Marisia soltó una risita.
—Oh, oui, oui, mon Pe re, mon temps de la lune, oui, apenas un mes antes de que fuera a vivir con la Tante Laurette me llegó.
—Ah —exclamó él, jubiloso—, entonces allí está tu estratagema para oponerse a la fuerza bruta. Sólo el menos melindroso de los bribones se atrevería a imponer su atroz voluntad en un nido virgen, pues entonces tendría que restañar dos flujos de sangre brillante y roja. Así pues, Marisia, dile a tu apasionado libertino que estás en tu mes.
—¡Así lo haré, padre! Pero debéis daros maña para poseerme antes de ese momento —ronroneó Marisia. De nuevo pareció ladearse contra el sacerdote, y éste tosió, sin duda para ocultar su emoción ante súplica tan dulce y graciosa.
Después de una pausa solemne, el padre Lorenzo terminó tan enjundioso discurso murmurando a su morena pupila:
—Debes ingeniártelas para adoctrinar a tus compañeras Denise y Louisette por lo que toca a estas manifestaciones de la castidad, hija mía. Y hoy por la noche tendrás que ayudarlas a terminar la cuenta de sus vellitos, por una razón que he imaginado, como bien podrás suponer, y que evitará que ninguna de las tres corra el riesgo de ser mancillada demasiado pronto en vuestra condición de novicias. Ahora, cerremos los ojos y dormitemos un poco a fin de que el tedioso viaje no agote nuestras energías, mi querida Marisia.
Denise y Louisette, en su rincón de la diligencia, habían ido parloteando en voz tan baja que apenas alcanzaba yo a oír, pero no estaba del todo segura de que su tema fuera la belleza del campo inglés. El carruaje prosiguió su camino y procuré dormirme, pues el sueño disipa las preocupaciones, como dijo una vez el bueno de Shakespeare, y tal vez con el sueño lograría olvidarme por el momento de los vellos de la querida Laurette que habían empezado a cosquillearme cada vez que me sentía arrojado de un lado al otro de mi prisión.
Mucho más tarde, cuando desperté —para descubrir que, para mi dicha, había logrado olvidarme de mis preocupaciones por un buen rato—, oí el murmullo de la voz del padre Lorenzo, y percibí que, una vez más, se dedicaba a enseñar inglés a la dulce Marisia.

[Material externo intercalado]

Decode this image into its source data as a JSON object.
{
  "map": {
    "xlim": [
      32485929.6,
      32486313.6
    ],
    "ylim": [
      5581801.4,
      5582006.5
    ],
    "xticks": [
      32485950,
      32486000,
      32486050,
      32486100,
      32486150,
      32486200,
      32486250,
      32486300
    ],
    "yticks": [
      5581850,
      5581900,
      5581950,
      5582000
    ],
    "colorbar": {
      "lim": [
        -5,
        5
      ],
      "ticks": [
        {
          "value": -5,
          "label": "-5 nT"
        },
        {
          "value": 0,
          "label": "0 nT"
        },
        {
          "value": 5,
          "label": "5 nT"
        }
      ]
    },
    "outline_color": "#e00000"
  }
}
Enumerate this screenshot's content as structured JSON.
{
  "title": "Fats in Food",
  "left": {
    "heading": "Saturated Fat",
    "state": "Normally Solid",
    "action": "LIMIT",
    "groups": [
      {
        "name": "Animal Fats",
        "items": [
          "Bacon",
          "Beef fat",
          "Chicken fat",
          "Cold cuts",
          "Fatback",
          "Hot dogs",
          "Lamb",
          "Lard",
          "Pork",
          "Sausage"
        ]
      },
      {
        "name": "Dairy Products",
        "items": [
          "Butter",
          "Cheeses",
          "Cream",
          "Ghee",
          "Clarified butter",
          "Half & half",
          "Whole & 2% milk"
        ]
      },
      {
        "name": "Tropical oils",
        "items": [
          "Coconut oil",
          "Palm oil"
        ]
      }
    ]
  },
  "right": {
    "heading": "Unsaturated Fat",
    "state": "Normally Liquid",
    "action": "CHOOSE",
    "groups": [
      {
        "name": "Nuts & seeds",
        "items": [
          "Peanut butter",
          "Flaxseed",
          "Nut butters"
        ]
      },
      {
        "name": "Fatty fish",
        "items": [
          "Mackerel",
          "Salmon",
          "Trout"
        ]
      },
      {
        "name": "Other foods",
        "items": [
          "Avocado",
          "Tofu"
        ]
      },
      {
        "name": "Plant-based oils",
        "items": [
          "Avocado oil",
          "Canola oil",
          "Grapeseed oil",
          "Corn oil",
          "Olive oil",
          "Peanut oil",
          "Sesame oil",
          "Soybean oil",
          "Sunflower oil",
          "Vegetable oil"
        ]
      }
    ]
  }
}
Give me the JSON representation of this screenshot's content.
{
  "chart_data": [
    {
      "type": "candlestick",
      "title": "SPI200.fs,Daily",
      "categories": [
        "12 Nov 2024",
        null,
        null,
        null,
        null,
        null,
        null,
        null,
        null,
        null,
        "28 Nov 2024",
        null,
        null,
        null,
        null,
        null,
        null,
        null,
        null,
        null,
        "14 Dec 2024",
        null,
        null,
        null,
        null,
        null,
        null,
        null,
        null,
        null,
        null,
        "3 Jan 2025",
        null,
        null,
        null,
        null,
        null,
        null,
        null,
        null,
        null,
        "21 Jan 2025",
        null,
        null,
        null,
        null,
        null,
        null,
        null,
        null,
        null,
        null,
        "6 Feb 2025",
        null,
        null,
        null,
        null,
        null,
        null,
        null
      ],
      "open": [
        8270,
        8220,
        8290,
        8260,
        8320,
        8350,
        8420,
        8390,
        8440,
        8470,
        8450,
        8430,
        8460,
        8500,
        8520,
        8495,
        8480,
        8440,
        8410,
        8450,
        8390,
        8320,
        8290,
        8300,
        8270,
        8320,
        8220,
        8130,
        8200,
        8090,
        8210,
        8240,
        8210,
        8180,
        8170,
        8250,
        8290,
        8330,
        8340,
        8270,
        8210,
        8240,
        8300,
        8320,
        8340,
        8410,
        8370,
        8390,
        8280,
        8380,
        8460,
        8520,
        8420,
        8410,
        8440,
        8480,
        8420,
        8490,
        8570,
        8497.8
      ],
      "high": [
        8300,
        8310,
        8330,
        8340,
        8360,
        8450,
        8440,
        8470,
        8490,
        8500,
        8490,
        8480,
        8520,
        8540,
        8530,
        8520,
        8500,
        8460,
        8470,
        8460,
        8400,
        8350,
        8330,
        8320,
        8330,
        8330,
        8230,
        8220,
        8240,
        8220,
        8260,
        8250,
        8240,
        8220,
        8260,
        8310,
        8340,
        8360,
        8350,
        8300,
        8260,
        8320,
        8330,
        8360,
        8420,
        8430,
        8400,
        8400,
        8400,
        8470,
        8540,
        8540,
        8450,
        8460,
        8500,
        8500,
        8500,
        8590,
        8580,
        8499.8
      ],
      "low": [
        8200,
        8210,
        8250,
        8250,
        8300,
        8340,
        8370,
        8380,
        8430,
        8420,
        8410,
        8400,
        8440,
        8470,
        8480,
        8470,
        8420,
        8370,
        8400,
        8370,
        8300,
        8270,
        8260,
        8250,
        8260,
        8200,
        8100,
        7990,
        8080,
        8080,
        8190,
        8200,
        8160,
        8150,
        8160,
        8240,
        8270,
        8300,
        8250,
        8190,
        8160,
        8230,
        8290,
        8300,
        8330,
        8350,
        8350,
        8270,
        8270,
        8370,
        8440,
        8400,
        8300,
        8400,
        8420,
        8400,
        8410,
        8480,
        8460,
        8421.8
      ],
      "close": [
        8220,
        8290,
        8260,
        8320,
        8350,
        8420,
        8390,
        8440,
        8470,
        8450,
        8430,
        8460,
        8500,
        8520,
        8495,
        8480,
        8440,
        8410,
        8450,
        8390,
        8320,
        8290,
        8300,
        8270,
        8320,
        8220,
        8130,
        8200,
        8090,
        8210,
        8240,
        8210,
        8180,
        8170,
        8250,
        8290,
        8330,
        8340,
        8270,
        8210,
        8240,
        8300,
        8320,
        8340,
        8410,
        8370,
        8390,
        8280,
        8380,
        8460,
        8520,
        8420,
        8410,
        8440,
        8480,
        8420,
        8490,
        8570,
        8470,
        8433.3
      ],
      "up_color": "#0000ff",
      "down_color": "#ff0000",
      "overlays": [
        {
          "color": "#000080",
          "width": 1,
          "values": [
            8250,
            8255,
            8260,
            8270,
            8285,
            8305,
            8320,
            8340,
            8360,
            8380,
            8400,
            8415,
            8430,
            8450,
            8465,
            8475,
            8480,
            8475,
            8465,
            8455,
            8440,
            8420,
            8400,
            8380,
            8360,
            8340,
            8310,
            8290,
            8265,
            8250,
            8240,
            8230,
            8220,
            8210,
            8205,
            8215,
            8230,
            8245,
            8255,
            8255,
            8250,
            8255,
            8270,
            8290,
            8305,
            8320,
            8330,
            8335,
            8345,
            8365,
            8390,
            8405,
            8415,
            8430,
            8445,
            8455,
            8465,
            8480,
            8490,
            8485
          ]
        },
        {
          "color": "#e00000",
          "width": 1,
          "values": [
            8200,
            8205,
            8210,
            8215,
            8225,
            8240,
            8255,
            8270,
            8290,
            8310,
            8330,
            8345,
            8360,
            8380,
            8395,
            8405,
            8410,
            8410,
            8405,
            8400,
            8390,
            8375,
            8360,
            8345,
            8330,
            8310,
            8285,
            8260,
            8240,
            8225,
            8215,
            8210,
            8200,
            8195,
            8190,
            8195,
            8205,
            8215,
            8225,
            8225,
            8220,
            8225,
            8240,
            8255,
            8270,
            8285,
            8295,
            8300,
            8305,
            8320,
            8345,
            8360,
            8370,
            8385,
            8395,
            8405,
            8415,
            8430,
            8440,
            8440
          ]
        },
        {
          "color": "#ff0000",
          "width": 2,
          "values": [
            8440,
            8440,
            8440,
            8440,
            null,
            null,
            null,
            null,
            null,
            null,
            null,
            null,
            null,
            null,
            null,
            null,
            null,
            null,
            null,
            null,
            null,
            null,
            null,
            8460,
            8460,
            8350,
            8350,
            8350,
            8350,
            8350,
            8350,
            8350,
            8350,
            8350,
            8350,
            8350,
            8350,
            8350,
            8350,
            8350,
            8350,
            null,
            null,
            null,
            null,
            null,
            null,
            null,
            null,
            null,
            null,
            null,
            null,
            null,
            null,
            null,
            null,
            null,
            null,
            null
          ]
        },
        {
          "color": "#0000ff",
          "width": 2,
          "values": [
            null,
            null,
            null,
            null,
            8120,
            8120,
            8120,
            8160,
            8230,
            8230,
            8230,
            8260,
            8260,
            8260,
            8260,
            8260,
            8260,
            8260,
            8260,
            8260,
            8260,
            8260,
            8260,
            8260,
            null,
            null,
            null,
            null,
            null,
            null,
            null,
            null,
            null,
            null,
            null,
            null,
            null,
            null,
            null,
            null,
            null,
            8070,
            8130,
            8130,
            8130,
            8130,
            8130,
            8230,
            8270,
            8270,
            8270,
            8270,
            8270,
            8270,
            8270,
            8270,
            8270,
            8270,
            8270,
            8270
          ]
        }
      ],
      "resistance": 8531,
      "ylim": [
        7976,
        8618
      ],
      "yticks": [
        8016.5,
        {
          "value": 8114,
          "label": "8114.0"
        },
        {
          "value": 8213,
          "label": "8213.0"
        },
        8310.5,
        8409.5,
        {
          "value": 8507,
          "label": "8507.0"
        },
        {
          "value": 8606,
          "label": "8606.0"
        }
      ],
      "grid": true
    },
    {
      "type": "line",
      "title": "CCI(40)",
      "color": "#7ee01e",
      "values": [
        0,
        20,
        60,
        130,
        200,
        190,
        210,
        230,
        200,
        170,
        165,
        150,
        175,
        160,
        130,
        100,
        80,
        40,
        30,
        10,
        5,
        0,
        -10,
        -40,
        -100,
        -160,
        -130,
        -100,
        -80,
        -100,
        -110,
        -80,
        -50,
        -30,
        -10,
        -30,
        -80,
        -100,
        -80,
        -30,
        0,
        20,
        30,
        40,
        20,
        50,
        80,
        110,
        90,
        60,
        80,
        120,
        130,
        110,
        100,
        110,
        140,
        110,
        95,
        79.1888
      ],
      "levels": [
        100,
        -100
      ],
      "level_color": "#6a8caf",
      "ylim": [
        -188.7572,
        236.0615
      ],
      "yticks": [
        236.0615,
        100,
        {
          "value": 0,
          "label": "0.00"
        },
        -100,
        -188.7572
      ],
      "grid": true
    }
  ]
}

Había una repetición interminable de frases, repetidas por la voz de la muchacha, de timbre exquisito y de inimitable acento francés, que la hacía aún más provocativa, tales como: «Oh, no, no puedo. Vuestra Reverencia» y «No me obliguéis a hacerlo. Vuestra Eminencia, pues no soy más que una débil y humilde doncella», y, por último, «Mis padres me enseñaron a obedecer a mis mayores. Vuestra Reverencia, pero, ay de mí, este día estoy en mi mes».
¡Oh, qué pareja formaban el clérigo y la zagala francesa!
Por fin empecé a no ver las cosas tan sombrías como las había visto al creer que inexorablemente regresaba a San Tadeo por la voluntad de un destino maligno. El cochero gritó:
—¡Hemos llegado a Somerset!
Y en verdad, debo confesar que casi sentí el ardiente deseo de oír la reanudación de la clase de inglés, por no hablar de la cuenta de las frondas de amor de las doncellas.
No hay nada tan excitante, tan emocionante, incluso para una pulga, como la perspectiva de contar los bonitos y rizados vellos de una criatura que se siente feliz de haber caído bajo la influencia de una picha cadavérica.